Abrir nuestro corazón es lo que
tenemos que pedirLe al Señor en este Adviento. Que abramos nuestro corazón. Que
no lo dejemos pudrirse en los prejuicios, empobrecerse o empequeñecerse. Que lo
dejemos respirar, que lo dejemos volar. Que es lo espontáneo. Tenemos que
hacernos violencia para renunciar a nuestro anhelos y a nuestros deseos de felicidad,
de eternidad, de plenitud. ¿Para qué? Para que cuando celebremos la Navidad podamos
darnos cuenta de que estamos celebrando algo absolutamente… no un adorno, no un
algo superficial (…), sino algo esencial para nuestra vida, esencial para
nuestra alegría, para nuestras relaciones humanas, para que esas relaciones
humanas puedan ser unas relaciones de afecto mutuo, de hermandad en el sentido
más profundo de la palabra, de afecto lleno de respeto. El afecto es un apegarse
en la distancia de quien reconoce lo que es misterioso.

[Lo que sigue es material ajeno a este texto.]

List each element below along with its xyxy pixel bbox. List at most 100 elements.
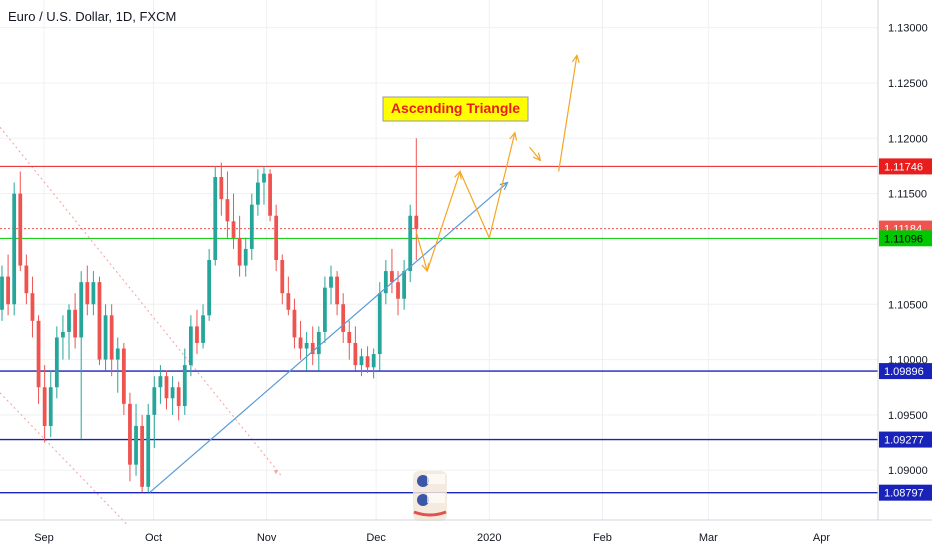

El afecto es el
apegarse al bien, al misterio, al bien y a la belleza que es la otra persona,
pero como algo sagrado. A la belleza que tienen las cosas, porque todas son
sagradas, todas provienen del Amor de Dios. Abrir nuestro corazón a esa
posibilidad que no nos la fabricamos, que no nos la inventamos; que proclamamos
un Hecho sucedido en la historia, cuya verificación está justamente en los
millones de santos, en la generación de un pueblo de santos que ha nacido de
ese Hecho.
(…)
La fe cristiana no es un añadido a
nuestra vida; es algo que necesitamos absolutamente igual que el aire para
respirar. Fuera de la fe, ¿es que la gente es peor? No. Hay gente estupenda, a
lo mejor mucho mejor que nosotros fuera de la fe. Lo que sucede es que si uno
se toma la vida en serio fuera de la fe, la vida es una tragedia. O hay que
emborracharse, vivir, y entonces la vida es una comedia. Pero la comedia
siempre deja resaca, siempre lo deja a uno insatisfecho con uno mismo.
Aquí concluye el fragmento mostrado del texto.